The 1922 classic "Chicago (That Toddlin' Town)," written by Fred Fisher and famously covered by Frank Sinatra in 1957, makes reference to "State Street, that Great Street," where "they do things they don't do on Broadway."

But right now, State Street has seen better days. The storefront vacancy rate on the Loop stretch of State Street is higher than ever before – as the downtown area tries to make a post-COVID comeback.

"Fifty percent of the storefronts on the east side of State Street are vacant," said John Vance, principal at Stone Real Estate. "There is a palpable; a visible vacancy on State Street."

It is especially noticeable between Monroe and Adams streets – the block that belongs to the iconic Palmer House Hilton.

"From Monroe to Adams, every single storefront is vacant," said Vance. "So when you're walking on that block, there's just so much empty space - which then has this effect of hindering leasing."

Meanwhile, Old Navy at 150 N. State St., at Randolph Street, closed last year. The space also remains vacant.

Vance said short-term leases, or "activations," for retail or art galleries could make a major difference.

"Especially when we're dealing with a lot of dark storefronts, turn the lights on," said Vance. "Get someone in there.

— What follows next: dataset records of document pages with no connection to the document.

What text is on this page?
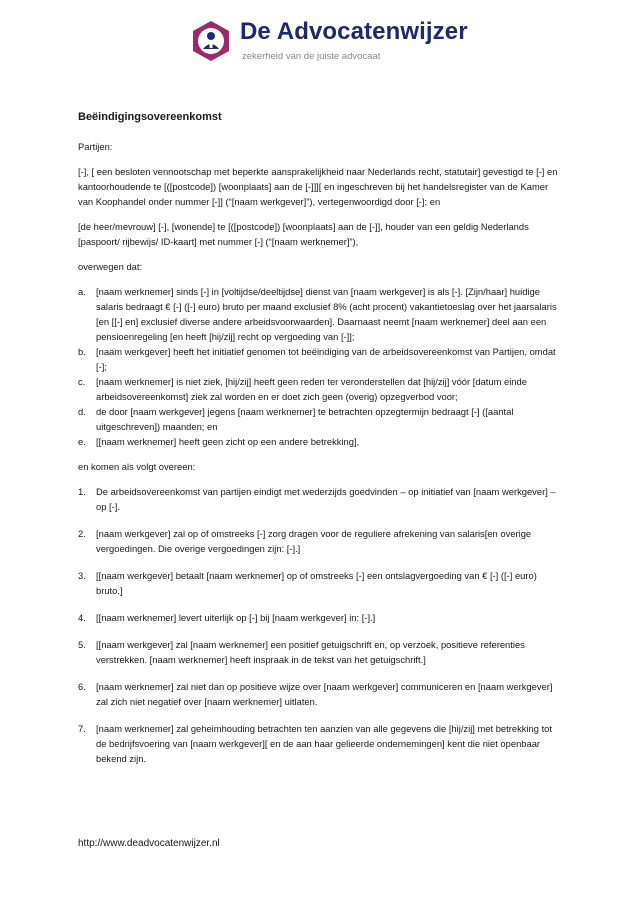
De Advocatenwijzer
zekerheid van de juiste advocaat
Beëindigingsovereenkomst
Partijen:
[-], [ een besloten vennootschap met beperkte aansprakelijkheid naar Nederlands recht, statutair] gevestigd te [-] en kantoorhoudende te [([postcode]) [woonplaats] aan de [-]]][ en ingeschreven bij het handelsregister van de Kamer van Koophandel onder nummer [-]] (“[naam werkgever]”), vertegenwoordigd door [-]; en
[de heer/mevrouw] [-], [wonende] te [([postcode]) [woonplaats] aan de [-]], houder van een geldig Nederlands [paspoort/ rijbewijs/ ID-kaart] met nummer [-] (“[naam werknemer]”),
overwegen dat:
a.	[naam werknemer] sinds [-] in [voltijdse/deeltijdse] dienst van [naam werkgever] is als [-]. [Zijn/haar] huidige salaris bedraagt € [-] ([-] euro) bruto per maand exclusief 8% (acht procent) vakantietoeslag over het jaarsalaris [en [[-] en] exclusief diverse andere arbeidsvoorwaarden]. Daarnaast neemt [naam werknemer] deel aan een pensioenregeling [en heeft [hij/zij] recht op vergoeding van [-]];
b.	[naam werkgever] heeft het initiatief genomen tot beëindiging van de arbeidsovereenkomst van Partijen, omdat [-];
c.	[naam werknemer] is niet ziek, [hij/zij] heeft geen reden ter veronderstellen dat [hij/zij] vóór [datum einde arbeidsovereenkomst] ziek zal worden en er doet zich geen (overig) opzegverbod voor;
d.	de door [naam werkgever] jegens [naam werknemer] te betrachten opzegtermijn bedraagt [-] ([aantal uitgeschreven]) maanden; en
e.	[[naam werknemer] heeft geen zicht op een andere betrekking],
en komen als volgt overeen:
1.	De arbeidsovereenkomst van partijen eindigt met wederzijds goedvinden – op initiatief van [naam werkgever] – op [-].
2.	[naam werkgever] zal op of omstreeks [-] zorg dragen voor de reguliere afrekening van salaris[en overige vergoedingen. Die overige vergoedingen zijn: [-].]
3.	[[naam werkgever] betaalt [naam werknemer] op of omstreeks [-] een ontslagvergoeding van € [-] ([-] euro) bruto.]
4.	[[naam werknemer] levert uiterlijk op [-] bij [naam werkgever] in: [-].]
5.	[[naam werkgever] zal [naam werknemer] een positief getuigschrift en, op verzoek, positieve referenties verstrekken. [naam werknemer] heeft inspraak in de tekst van het getuigschrift.]
6.	[naam werknemer] zal niet dan op positieve wijze over [naam werkgever] communiceren en [naam werkgever] zal zich niet negatief over [naam werknemer] uitlaten.
7.	[naam werknemer] zal geheimhouding betrachten ten aanzien van alle gegevens die [hij/zij] met betrekking tot de bedrijfsvoering van [naam werkgever][ en de aan haar gelieerde ondernemingen] kent die niet openbaar bekend zijn.
http://www.deadvocatenwijzer.nl
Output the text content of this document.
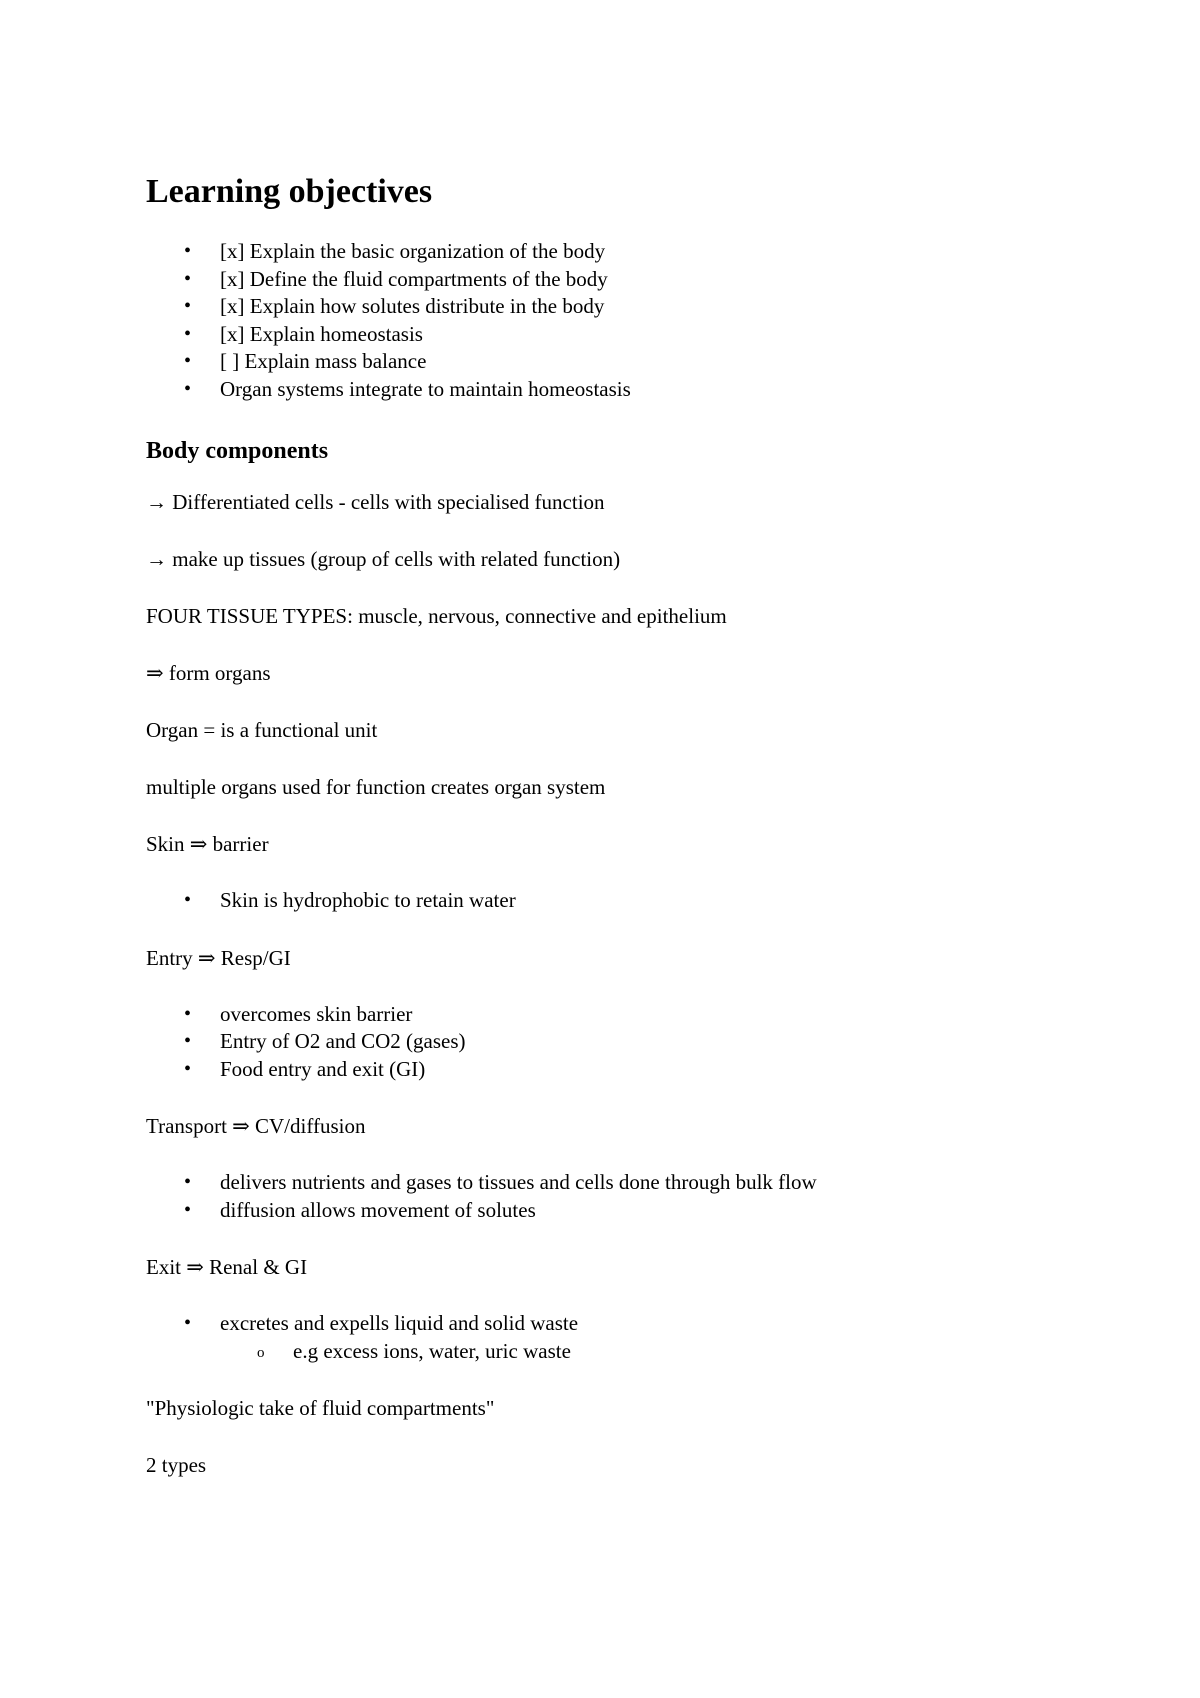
Learning objectives
• [x] Explain the basic organization of the body
• [x] Define the fluid compartments of the body
• [x] Explain how solutes distribute in the body
• [x] Explain homeostasis
• [ ] Explain mass balance
• Organ systems integrate to maintain homeostasis
Body components

→ Differentiated cells - cells with specialised function

→ make up tissues (group of cells with related function)

FOUR TISSUE TYPES: muscle, nervous, connective and epithelium

⇒ form organs

Organ = is a functional unit

multiple organs used for function creates organ system

Skin ⇒ barrier

• Skin is hydrophobic to retain water

Entry ⇒ Resp/GI

• overcomes skin barrier
• Entry of O2 and CO2 (gases)
• Food entry and exit (GI)

Transport ⇒ CV/diffusion

• delivers nutrients and gases to tissues and cells done through bulk flow
• diffusion allows movement of solutes

Exit ⇒ Renal & GI

• excretes and expells liquid and solid waste
o e.g excess ions, water, uric waste

"Physiologic take of fluid compartments"

2 types
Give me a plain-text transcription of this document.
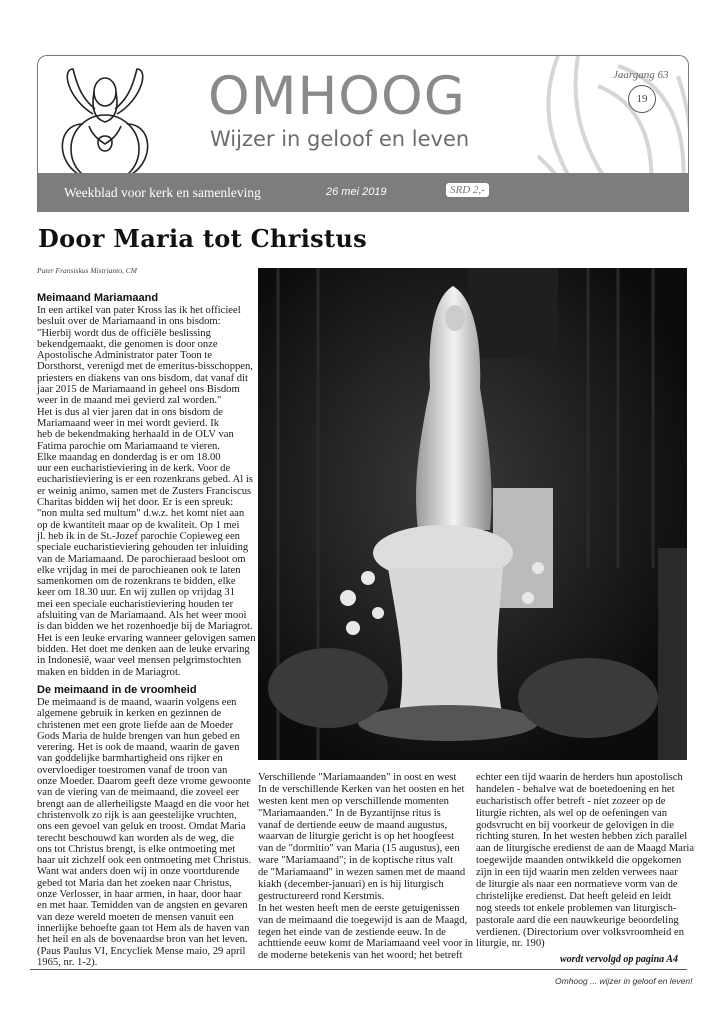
OMHOOG
Wijzer in geloof en leven
Jaargang 63
19
Weekblad voor kerk en samenleving	26 mei 2019	SRD 2,-
Door Maria tot Christus
Pater Fransiskus Mistrianto, CM
Meimaand Mariamaand
In een artikel van pater Kross las ik het officieel
besluit over de Mariamaand in ons bisdom:
"Hierbij wordt dus de officiële beslissing
bekendgemaakt, die genomen is door onze
Apostolische Administrator pater Toon te
Dorsthorst, verenigd met de emeritus-bisschoppen,
priesters en diakens van ons bisdom, dat vanaf dit
jaar 2015 de Mariamaand in geheel ons Bisdom
weer in de maand mei gevierd zal worden."
Het is dus al vier jaren dat in ons bisdom de
Mariamaand weer in mei wordt gevierd. Ik
heb de bekendmaking herhaald in de OLV van
Fatima parochie om Mariamaand te vieren.
Elke maandag en donderdag is er om 18.00
uur een eucharistieviering in de kerk. Voor de
eucharistieviering is er een rozenkrans gebed. Al is
er weinig animo, samen met de Zusters Franciscus
Charitas bidden wij het door. Er is een spreuk:
"non multa sed multum" d.w.z. het komt niet aan
op de kwantiteit maar op de kwaliteit. Op 1 mei
jl. heb ik in de St.-Jozef parochie Copieweg een
speciale eucharistieviering gehouden ter inluiding
van de Mariamaand. De parochieraad besloot om
elke vrijdag in mei de parochieanen ook te laten
samenkomen om de rozenkrans te bidden, elke
keer om 18.30 uur. En wij zullen op vrijdag 31
mei een speciale eucharistieviering houden ter
afsluiting van de Mariamaand. Als het weer mooi
is dan bidden we het rozenhoedje bij de Mariagrot.
Het is een leuke ervaring wanneer gelovigen samen
bidden. Het doet me denken aan de leuke ervaring
in Indonesië, waar veel mensen pelgrimstochten
maken en bidden in de Mariagrot.
De meimaand in de vroomheid
De meimaand is de maand, waarin volgens een
algemene gebruik in kerken en gezinnen de
christenen met een grote liefde aan de Moeder
Gods Maria de hulde brengen van hun gebed en
verering. Het is ook de maand, waarin de gaven
van goddelijke barmhartigheid ons rijker en
overvloediger toestromen vanaf de troon van
onze Moeder. Daarom geeft deze vrome gewoonte
van de viering van de meimaand, die zoveel eer
brengt aan de allerheiligste Maagd en die voor het
christenvolk zo rijk is aan geestelijke vruchten,
ons een gevoel van geluk en troost. Omdat Maria
terecht beschouwd kan worden als de weg, die
ons tot Christus brengt, is elke ontmoeting met
haar uit zichzelf ook een ontmoeting met Christus.
Want wat anders doen wij in onze voortdurende
gebed tot Maria dan het zoeken naar Christus,
onze Verlosser, in haar armen, in haar, door haar
en met haar. Temidden van de angsten en gevaren
van deze wereld moeten de mensen vanuit een
innerlijke behoefte gaan tot Hem als de haven van
het heil en als de bovenaardse bron van het leven.
(Paus Paulus VI, Encycliek Mense maio, 29 april
1965, nr. 1-2).
Verschillende "Mariamaanden" in oost en west
In de verschillende Kerken van het oosten en het
westen kent men op verschillende momenten
"Mariamaanden." In de Byzantijnse ritus is
vanaf de dertiende eeuw de maand augustus,
waarvan de liturgie gericht is op het hoogfeest
van de "dormitio" van Maria (15 augustus), een
ware "Mariamaand"; in de koptische ritus valt
de "Mariamaand" in wezen samen met de maand
kiakh (december-januari) en is hij liturgisch
gestructureerd rond Kerstmis.
In het westen heeft men de eerste getuigenissen
van de meimaand die toegewijd is aan de Maagd,
tegen het einde van de zestiende eeuw. In de
achttiende eeuw komt de Mariamaand veel voor in
de moderne betekenis van het woord; het betreft
echter een tijd waarin de herders hun apostolisch
handelen - behalve wat de boetedoening en het
eucharistisch offer betreft - niet zozeer op de
liturgie richten, als wel op de oefeningen van
godsvrucht en bij voorkeur de gelovigen in die
richting sturen. In het westen hebben zich parallel
aan de liturgische eredienst de aan de Maagd Maria
toegewijde maanden ontwikkeld die opgekomen
zijn in een tijd waarin men zelden verwees naar
de liturgie als naar een normatieve vorm van de
christelijke eredienst. Dat heeft geleid en leidt
nog steeds tot enkele problemen van liturgisch-
pastorale aard die een nauwkeurige beoordeling
verdienen. (Directorium over volksvroomheid en
liturgie, nr. 190)
wordt vervolgd op pagina A4
Omhoog ... wijzer in geloof en leven!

Make it feel energized."

Michael Edwards, who leads the Chicago Loop Alliance, said that is a conversation they're having with the city right now.

"To activate those storefronts through art and culture; through artists' studios - temporary space to kind of bridge us between where we are now and standard retail that probably won't be here for the next 18 months," Edwards said.

Edwards also mentioned the summertime Sundays on State festival, which he said "really drives business activity down to our commercial corridor."

Other revitalization efforts are happening all around State Street. Just this week, JPMorgan Chase - one of Chicago's larger employers - unveiled plans for a major investment in the Chase Tower.

"I'm a believer that it comes back," said Vance. "State Street needs smaller wins - smaller wins to get momentum to the big win of really, 'Great, retail is back.'"

Broader downtown Chicago trends

Taking a larger look at The Loop, there's a 23.5% vacancy rate right now. Experts said they want to see that number closer to 10%.

There has been progress compared with the height of the COVID pandemic in 2020 and 2021. In March of last year, pedestrian counters along State Street and Michigan Avenue showed those downtown streets at 85% of their 2019, pre-pandemic, foot traffic numbers. At the peak of the pandemic, they showed a low of 20%.

But numerous other issues remain a problem – including office building vacancies.

"Due to the COVID-19 pandemic and increased costs of doing business, Chicago's downtown office buildings are experiencing record high vacancy and drastic cuts in value from 40% to 80%, threatening jobs and economic vitality across the city," Farzin Parang, executive director of the Building Owners and Managers Association of Chicago (BOMA/Chicago), said in a statement. "We have a diverse economy with important strengths, but it is essential that we invest in our downtown if we want to support growth and prosperity for all residents."

BOMA also said the value of whole buildings downtown has been drastically reduced – as evidenced by building sales figures.

In September 2023, the office tower at 230 W. Monroe St. sold at a 63% discount, BOMA noted. In January of this year, the building at 300 W. Adams St. sold at an 89% discount, while the building at 150 N. Michigan Ave. sold at a 50% discount, BOMA said.

Meanwhile, a Cushman & Wakefield report on the Chicago market for the fourth quarter of 2023 said the region showed signs of stability and growth. But the report also said sublease availability is up 32.8% over the last year – the highest record since the firm started tracking sublet inventory.

Most of the space up for subleasing is vacant – and the highest share is in the Loop and West Loop, which account for 60% of subleases, Cushman & Wakefield reported.